TI PIACE L’AMORE?

A settembre la prima pioggia sull’isola era accolta con i recipienti all’aperto. Era allegro il rumore delle gocce dentro le bacinelle, i secchi, le pentole e i tegami. L’acqua piovuta dopo molto asciutto era una tarantella scatenata tra i cortili. Mamma raccolse in un secchio la sciacquatura dei miei capelli. M’incamminai all’aperto. La testa bagnata metteva fresco alle tempie.
L’appuntamento era al molo, lei era già lì sotto un fanale carico di farfalle della luce. Si staccò da loro, venne incontro e disse divertita: “Ti sei ripulito per me? Lusingatissima, messere”.

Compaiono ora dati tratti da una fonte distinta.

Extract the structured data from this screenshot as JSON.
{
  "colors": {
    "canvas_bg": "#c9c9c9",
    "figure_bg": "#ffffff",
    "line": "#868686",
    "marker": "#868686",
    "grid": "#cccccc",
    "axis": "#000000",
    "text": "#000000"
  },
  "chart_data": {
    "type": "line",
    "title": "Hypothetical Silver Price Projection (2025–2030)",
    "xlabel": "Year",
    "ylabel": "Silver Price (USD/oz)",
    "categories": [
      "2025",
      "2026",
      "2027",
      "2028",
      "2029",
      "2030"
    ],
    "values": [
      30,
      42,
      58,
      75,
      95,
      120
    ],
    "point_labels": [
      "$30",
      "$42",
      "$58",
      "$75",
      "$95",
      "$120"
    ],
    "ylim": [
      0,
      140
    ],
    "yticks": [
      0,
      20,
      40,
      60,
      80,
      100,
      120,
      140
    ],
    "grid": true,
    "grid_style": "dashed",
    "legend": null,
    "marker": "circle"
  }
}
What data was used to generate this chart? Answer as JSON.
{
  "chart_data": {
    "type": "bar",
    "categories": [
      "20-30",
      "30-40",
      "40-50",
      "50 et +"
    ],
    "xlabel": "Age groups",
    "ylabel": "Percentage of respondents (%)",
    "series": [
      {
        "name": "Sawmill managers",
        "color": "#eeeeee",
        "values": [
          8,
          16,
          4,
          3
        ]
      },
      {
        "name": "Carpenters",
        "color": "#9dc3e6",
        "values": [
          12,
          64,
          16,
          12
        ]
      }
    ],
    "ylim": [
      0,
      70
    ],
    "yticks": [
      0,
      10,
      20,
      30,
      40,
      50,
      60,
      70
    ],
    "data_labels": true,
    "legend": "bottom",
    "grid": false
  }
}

“Questo è il mio primo appuntamento, damigella.”
Ci avviammo alla spiaggia dei pescatori, sgombera di sera. Le barche in secco allineate offrivano l’appoggio per la schiena e tra di loro tutta la quiete che serviva. Ci sedemmo sulla sabbia vicini, spalla a spalla, non veniva voglia di parlare. Qualche voce usciva dalle stanze dei pescatori, dal mare no che faceva il solletico alla riva.

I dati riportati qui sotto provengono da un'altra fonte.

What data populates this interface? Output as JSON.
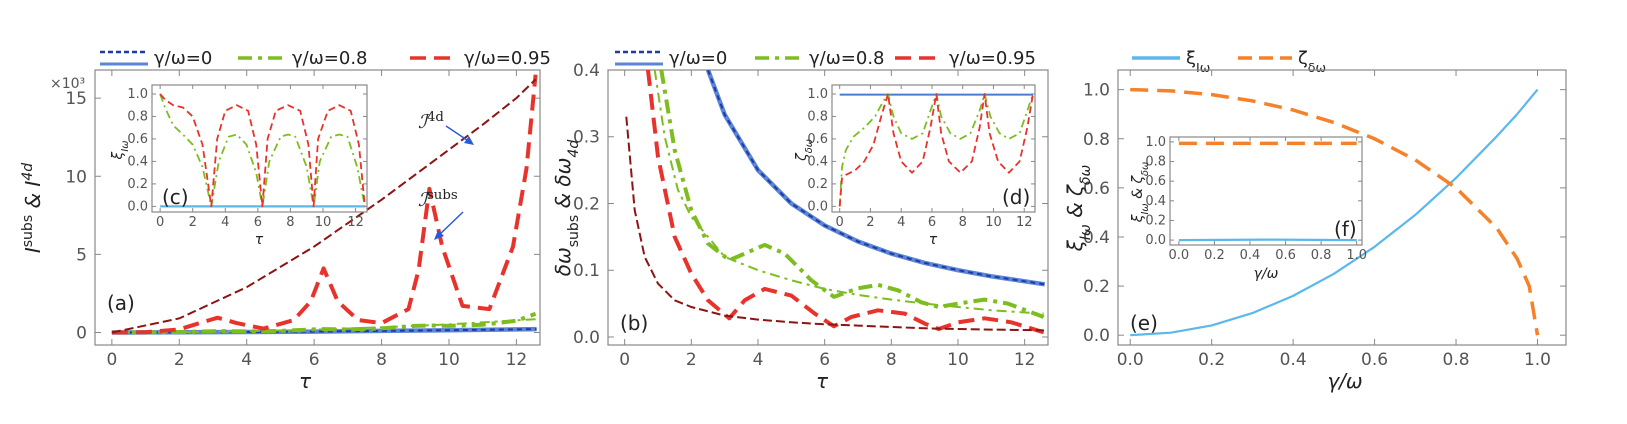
{
  "colors": {
    "blue": "#3b5bc4",
    "lightblue": "#5bb8ea",
    "green": "#7dbd1f",
    "red": "#e8332c",
    "darkred": "#8c1414",
    "orange": "#f5812b",
    "arrow": "#2a5bd7",
    "frame": "#888888"
  },
  "legend_a": [
    "γ/ω=0",
    "γ/ω=0.8",
    "γ/ω=0.95"
  ],
  "legend_b": [
    "γ/ω=0",
    "γ/ω=0.8",
    "γ/ω=0.95"
  ],
  "legend_e": [
    "ξ",
    "ζ"
  ],
  "legend_e_sub": [
    "Iω",
    "δω"
  ],
  "chart_data": [
    {
      "id": "a",
      "type": "line",
      "panel_label": "(a)",
      "xlabel": "τ",
      "ylabel": "I_ω^subs & I_ω^4d",
      "ylabel_main": "I",
      "ylabel_sup1": "subs",
      "ylabel_mid": " & I",
      "ylabel_sup2": "4d",
      "ylabel_sub": "ω",
      "multiplier": "×10³",
      "xlim": [
        -0.5,
        12.7
      ],
      "ylim": [
        -0.8,
        16.8
      ],
      "xticks": [
        "0",
        "2",
        "4",
        "6",
        "8",
        "10",
        "12"
      ],
      "xtick_values": [
        0,
        2,
        4,
        6,
        8,
        10,
        12
      ],
      "yticks": [
        "0",
        "5",
        "10",
        "15"
      ],
      "ytick_values": [
        0,
        5,
        10,
        15
      ],
      "annotations": [
        {
          "text": "ℐ",
          "sup": "4d",
          "sub": "ω",
          "tau": 11,
          "value": 12.6
        },
        {
          "text": "ℐ",
          "sup": "subs",
          "sub": "ω",
          "tau": 10,
          "value": 5.6
        }
      ],
      "series": [
        {
          "name": "γ/ω=0",
          "style": "solid-blue-dashed-overlay",
          "x": [
            0,
            2,
            4,
            6,
            8,
            10,
            12.6
          ],
          "y": [
            0,
            0.01,
            0.03,
            0.06,
            0.1,
            0.15,
            0.22
          ]
        },
        {
          "name": "γ/ω=0.8 subs",
          "style": "green-dashdot-thick",
          "x": [
            0,
            1,
            2,
            3,
            3.14,
            4,
            5,
            6,
            6.28,
            7,
            8,
            9,
            9.42,
            10,
            11,
            12,
            12.57
          ],
          "y": [
            0,
            0.01,
            0.03,
            0.08,
            0.09,
            0.07,
            0.1,
            0.2,
            0.22,
            0.2,
            0.26,
            0.42,
            0.45,
            0.42,
            0.5,
            0.75,
            1.2
          ]
        },
        {
          "name": "γ/ω=0.8 4d",
          "style": "green-dashdot-thin",
          "x": [
            0,
            2,
            4,
            6,
            8,
            10,
            12.57
          ],
          "y": [
            0,
            0.02,
            0.08,
            0.18,
            0.33,
            0.52,
            0.85
          ]
        },
        {
          "name": "γ/ω=0.95 subs",
          "style": "red-dashed-thick",
          "x": [
            0,
            1,
            2,
            2.6,
            3.14,
            3.7,
            4.5,
            5.4,
            5.9,
            6.28,
            6.7,
            7.3,
            8,
            8.8,
            9.1,
            9.42,
            9.8,
            10.4,
            11.2,
            11.9,
            12.3,
            12.57
          ],
          "y": [
            0,
            0.02,
            0.2,
            0.6,
            0.95,
            0.6,
            0.25,
            0.8,
            2.0,
            4.1,
            2.0,
            0.8,
            0.6,
            1.5,
            4.0,
            9.2,
            5.5,
            1.7,
            1.5,
            5.5,
            10.5,
            16.5
          ]
        },
        {
          "name": "γ/ω=0.95 4d",
          "style": "darkred-dashed-thin",
          "x": [
            0,
            2,
            4,
            6,
            8,
            10,
            11,
            12,
            12.57
          ],
          "y": [
            0,
            0.9,
            2.9,
            5.5,
            8.5,
            11.7,
            13.3,
            15.0,
            16.2
          ]
        }
      ],
      "inset": {
        "panel_label": "(c)",
        "xlabel": "τ",
        "ylabel": "ξIω",
        "ylabel_main": "ξ",
        "ylabel_sub": "Iω",
        "xlim": [
          -0.5,
          12.7
        ],
        "ylim": [
          -0.05,
          1.08
        ],
        "xticks": [
          "0",
          "2",
          "4",
          "6",
          "8",
          "10",
          "12"
        ],
        "xtick_values": [
          0,
          2,
          4,
          6,
          8,
          10,
          12
        ],
        "yticks": [
          "0.0",
          "0.2",
          "0.4",
          "0.6",
          "0.8",
          "1.0"
        ],
        "ytick_values": [
          0,
          0.2,
          0.4,
          0.6,
          0.8,
          1.0
        ],
        "series": [
          {
            "name": "γ/ω=0",
            "style": "lightblue",
            "x": [
              0,
              12.57
            ],
            "y": [
              0,
              0
            ]
          },
          {
            "name": "γ/ω=0.8",
            "style": "green-dashdot",
            "x": [
              0,
              0.3,
              0.8,
              1.4,
              2.0,
              2.6,
              3.14,
              3.6,
              4.2,
              4.7,
              5.3,
              5.9,
              6.28,
              6.7,
              7.4,
              7.85,
              8.3,
              9.0,
              9.42,
              9.8,
              10.5,
              11.0,
              11.5,
              12.1,
              12.57
            ],
            "y": [
              1.0,
              0.88,
              0.72,
              0.64,
              0.55,
              0.35,
              0,
              0.4,
              0.62,
              0.64,
              0.55,
              0.3,
              0,
              0.4,
              0.62,
              0.64,
              0.62,
              0.35,
              0,
              0.4,
              0.62,
              0.64,
              0.62,
              0.35,
              0
            ]
          },
          {
            "name": "γ/ω=0.95",
            "style": "red-dashed",
            "x": [
              0,
              0.3,
              0.8,
              1.4,
              2.0,
              2.6,
              3.14,
              3.5,
              4.0,
              4.7,
              5.4,
              5.9,
              6.28,
              6.6,
              7.1,
              7.85,
              8.6,
              9.1,
              9.42,
              9.7,
              10.3,
              11.0,
              11.7,
              12.2,
              12.57
            ],
            "y": [
              1.0,
              0.95,
              0.9,
              0.88,
              0.8,
              0.55,
              0,
              0.6,
              0.85,
              0.9,
              0.85,
              0.55,
              0,
              0.6,
              0.85,
              0.9,
              0.85,
              0.55,
              0,
              0.6,
              0.85,
              0.9,
              0.85,
              0.55,
              0
            ]
          }
        ]
      }
    },
    {
      "id": "b",
      "type": "line",
      "panel_label": "(b)",
      "xlabel": "τ",
      "ylabel": "δω_subs & δω_4d",
      "ylabel_main": "δω",
      "ylabel_sub1": "subs",
      "ylabel_mid": " & δω",
      "ylabel_sub2": "4d",
      "xlim": [
        -0.5,
        12.7
      ],
      "ylim": [
        -0.012,
        0.4
      ],
      "xticks": [
        "0",
        "2",
        "4",
        "6",
        "8",
        "10",
        "12"
      ],
      "xtick_values": [
        0,
        2,
        4,
        6,
        8,
        10,
        12
      ],
      "yticks": [
        "0.0",
        "0.1",
        "0.2",
        "0.3",
        "0.4"
      ],
      "ytick_values": [
        0,
        0.1,
        0.2,
        0.3,
        0.4
      ],
      "series": [
        {
          "name": "γ/ω=0",
          "style": "solid-blue-dashed-overlay",
          "x": [
            2.5,
            3,
            4,
            5,
            6,
            7,
            8,
            9,
            10,
            11,
            12.6
          ],
          "y": [
            0.4,
            0.333,
            0.25,
            0.2,
            0.167,
            0.143,
            0.125,
            0.111,
            0.1,
            0.091,
            0.079
          ]
        },
        {
          "name": "γ/ω=0.8 subs",
          "style": "green-dashdot-thick",
          "x": [
            1.1,
            1.5,
            2.0,
            2.5,
            3.14,
            3.6,
            4.2,
            4.8,
            5.6,
            6.28,
            7.0,
            7.6,
            8.2,
            8.9,
            9.42,
            10.0,
            10.8,
            11.5,
            12.57
          ],
          "y": [
            0.4,
            0.28,
            0.19,
            0.14,
            0.115,
            0.125,
            0.138,
            0.125,
            0.085,
            0.06,
            0.073,
            0.078,
            0.07,
            0.052,
            0.045,
            0.05,
            0.056,
            0.05,
            0.03
          ]
        },
        {
          "name": "γ/ω=0.8 4d",
          "style": "green-dashdot-thin",
          "x": [
            0.9,
            1.2,
            1.6,
            2,
            3,
            4,
            5,
            6,
            7,
            8,
            9,
            10,
            11,
            12.57
          ],
          "y": [
            0.4,
            0.3,
            0.22,
            0.18,
            0.12,
            0.1,
            0.085,
            0.072,
            0.063,
            0.056,
            0.05,
            0.045,
            0.04,
            0.035
          ]
        },
        {
          "name": "γ/ω=0.95 subs",
          "style": "red-dashed-thick",
          "x": [
            0.7,
            1,
            1.5,
            2,
            2.5,
            3.14,
            3.6,
            4.2,
            5.0,
            5.7,
            6.28,
            6.8,
            7.6,
            8.4,
            9.0,
            9.42,
            10.0,
            10.8,
            11.6,
            12.57
          ],
          "y": [
            0.4,
            0.27,
            0.15,
            0.095,
            0.055,
            0.028,
            0.055,
            0.072,
            0.062,
            0.035,
            0.016,
            0.03,
            0.04,
            0.035,
            0.02,
            0.012,
            0.022,
            0.028,
            0.022,
            0.007
          ]
        },
        {
          "name": "γ/ω=0.95 4d",
          "style": "darkred-dashed-thin",
          "x": [
            0.05,
            0.3,
            0.6,
            1,
            1.5,
            2,
            3,
            4,
            5,
            6,
            7,
            8,
            9,
            10,
            11,
            12.57
          ],
          "y": [
            0.33,
            0.19,
            0.12,
            0.08,
            0.055,
            0.045,
            0.032,
            0.026,
            0.022,
            0.019,
            0.017,
            0.015,
            0.013,
            0.012,
            0.011,
            0.01
          ]
        }
      ],
      "inset": {
        "panel_label": "(d)",
        "xlabel": "τ",
        "ylabel": "ζδω",
        "ylabel_main": "ζ",
        "ylabel_sub": "δω",
        "xlim": [
          -0.5,
          12.7
        ],
        "ylim": [
          -0.05,
          1.08
        ],
        "xticks": [
          "0",
          "2",
          "4",
          "6",
          "8",
          "10",
          "12"
        ],
        "xtick_values": [
          0,
          2,
          4,
          6,
          8,
          10,
          12
        ],
        "yticks": [
          "0.0",
          "0.2",
          "0.4",
          "0.6",
          "0.8",
          "1.0"
        ],
        "ytick_values": [
          0,
          0.2,
          0.4,
          0.6,
          0.8,
          1.0
        ],
        "series": [
          {
            "name": "γ/ω=0",
            "style": "blue",
            "x": [
              0,
              12.57
            ],
            "y": [
              0.995,
              0.995
            ]
          },
          {
            "name": "γ/ω=0.8",
            "style": "green-dashdot",
            "x": [
              0,
              0.15,
              0.4,
              0.9,
              1.6,
              2.3,
              2.8,
              3.14,
              3.5,
              4.0,
              4.7,
              5.4,
              5.9,
              6.28,
              6.6,
              7.2,
              7.85,
              8.5,
              9.1,
              9.42,
              9.8,
              10.4,
              11.0,
              11.7,
              12.2,
              12.57
            ],
            "y": [
              0,
              0.35,
              0.5,
              0.62,
              0.7,
              0.8,
              0.93,
              1.0,
              0.8,
              0.65,
              0.6,
              0.65,
              0.85,
              1.0,
              0.8,
              0.65,
              0.6,
              0.65,
              0.85,
              1.0,
              0.8,
              0.65,
              0.6,
              0.65,
              0.85,
              1.0
            ]
          },
          {
            "name": "γ/ω=0.95",
            "style": "red-dashed",
            "x": [
              0,
              0.15,
              0.4,
              1.0,
              1.6,
              2.2,
              2.7,
              3.14,
              3.5,
              4.0,
              4.7,
              5.4,
              5.9,
              6.28,
              6.6,
              7.1,
              7.85,
              8.6,
              9.1,
              9.42,
              9.75,
              10.3,
              11.0,
              11.7,
              12.2,
              12.57
            ],
            "y": [
              0,
              0.25,
              0.28,
              0.32,
              0.4,
              0.55,
              0.8,
              1.0,
              0.65,
              0.4,
              0.3,
              0.4,
              0.7,
              1.0,
              0.65,
              0.4,
              0.3,
              0.4,
              0.7,
              1.0,
              0.65,
              0.4,
              0.3,
              0.4,
              0.7,
              1.0
            ]
          }
        ]
      }
    },
    {
      "id": "e",
      "type": "line",
      "panel_label": "(e)",
      "xlabel": "γ/ω",
      "ylabel": "ξIω & ζδω",
      "ylabel_main1": "ξ",
      "ylabel_sub1": "Iω",
      "ylabel_mid": " & ζ",
      "ylabel_sub2": "δω",
      "xlim": [
        -0.03,
        1.07
      ],
      "ylim": [
        -0.04,
        1.08
      ],
      "xticks": [
        "0.0",
        "0.2",
        "0.4",
        "0.6",
        "0.8",
        "1.0"
      ],
      "xtick_values": [
        0,
        0.2,
        0.4,
        0.6,
        0.8,
        1.0
      ],
      "yticks": [
        "0.0",
        "0.2",
        "0.4",
        "0.6",
        "0.8",
        "1.0"
      ],
      "ytick_values": [
        0,
        0.2,
        0.4,
        0.6,
        0.8,
        1.0
      ],
      "series": [
        {
          "name": "ξIω",
          "style": "lightblue",
          "x": [
            0,
            0.1,
            0.2,
            0.3,
            0.4,
            0.5,
            0.6,
            0.7,
            0.8,
            0.9,
            0.95,
            1.0
          ],
          "y": [
            0,
            0.01,
            0.04,
            0.09,
            0.16,
            0.25,
            0.36,
            0.49,
            0.64,
            0.81,
            0.9,
            1.0
          ]
        },
        {
          "name": "ζδω",
          "style": "orange-dashed",
          "x": [
            0,
            0.1,
            0.2,
            0.3,
            0.4,
            0.5,
            0.6,
            0.7,
            0.8,
            0.9,
            0.95,
            0.98,
            1.0
          ],
          "y": [
            1.0,
            0.995,
            0.98,
            0.954,
            0.917,
            0.866,
            0.8,
            0.714,
            0.6,
            0.436,
            0.312,
            0.199,
            0
          ]
        }
      ],
      "inset": {
        "panel_label": "(f)",
        "xlabel": "γ/ω",
        "ylabel": "ξIω & ζδω",
        "xlim": [
          -0.05,
          1.03
        ],
        "ylim": [
          -0.05,
          1.05
        ],
        "xticks": [
          "0.0",
          "0.2",
          "0.4",
          "0.6",
          "0.8",
          "1.0"
        ],
        "xtick_values": [
          0,
          0.2,
          0.4,
          0.6,
          0.8,
          1.0
        ],
        "yticks": [
          "0.0",
          "0.2",
          "0.4",
          "0.6",
          "0.8",
          "1.0"
        ],
        "ytick_values": [
          0,
          0.2,
          0.4,
          0.6,
          0.8,
          1.0
        ],
        "series": [
          {
            "name": "ξIω",
            "style": "lightblue",
            "x": [
              0,
              0.5,
              1.0
            ],
            "y": [
              0,
              0.005,
              0
            ]
          },
          {
            "name": "ζδω",
            "style": "orange-dashed",
            "x": [
              0,
              1.0
            ],
            "y": [
              0.985,
              0.985
            ]
          }
        ]
      }
    }
  ]
}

“Ti piace l’amore?” chiese guardando dritto di fronte, dove si alzava la fiancata di una barca colorata di bianco e di una striscia azzurra.
“Prima di questa estate lo leggevo nei libri e non capivo perché gli adulti si scaldavano tanto. Adesso lo so, fa succedere cambiamenti e alle persone piace essere cambiate. Non so se piace a me, però ce l’ho e prima non c’era.”
“Ce l’hai?”
“Sì, mi sono accorto di avercelo. È cominciato dalla mano, la prima volta che me l’hai tenuta. Mantenere è il mio verbo preferito.”
“Cose buffe dici. Sei innamorato di me?”
“Si dice così? È cominciato dalla mano, che si è innamorata della tua. Poi si sono innamorate le ferite che si sono messe a guarire alla svelta, la sera che sei venuta in visita e mi hai toccato. Quando sei uscita dalla stanza stavo bene, mi sono alzato dal letto e il giorno dopo ero a mare.”
“Allora ti piace l’amore?”
“È pericoloso. Ci scappano ferite e poi per la giustizia altre ferite. Non è una serenata al balcone, somiglia a una mareggiata di libeccio, strapazza il mare sopra, e sotto lo rimescola. Non lo so se mi piace.”
“Il bacio che ti ho dato, quello almeno ti è piaciuto?”
“Quello non era dato a me, era sbattuto in faccia a loro due per terra.”
Seduti di fianco in poca luce, le parole venivano su svelte, a bollicine.
“Allora te ne devo uno tutto tuo?”
Si voltò verso di me. Per istinto volevo girarmi dalla parte opposta, ma una forza imprevista mi girò testa e collo dalla parte sua. Si fermò la parlantina che mi era uscita facile mentre non la guardavo. Era così bellissima vicina, le labbra appena aperte. Mi commuovono quelle di una donna, nude quando si accostano a baciare, si spogliano di tutto, dalle parole in giù.
“Chiudi quei benedetti occhi di pesce.”
“Ma non posso. Se tu vedessi quello che vedo io, non li potresti chiudere.”
“Da dove ti spuntano questi complimenti, piccolo giovanotto?”
“Che complimenti? Dico quello che vedo.”
“Ora basta.” Mi passò le dita sopra gli occhi e poi con quelle dita scese ai lati del naso,
passando per la bocca, fino al mento. E mi posò le labbra sulla bocca mezza aperta dalla meraviglia.
“Meraviglia,” dissi quando si staccò, facendolo pianissimo.
“Questo era tuo. Te lo chiedo ancora, ti piace l’amore?”
“Be’ sì, se è questo, sì.” Pensai che avrei capito tutti i libri da quel momento in poi.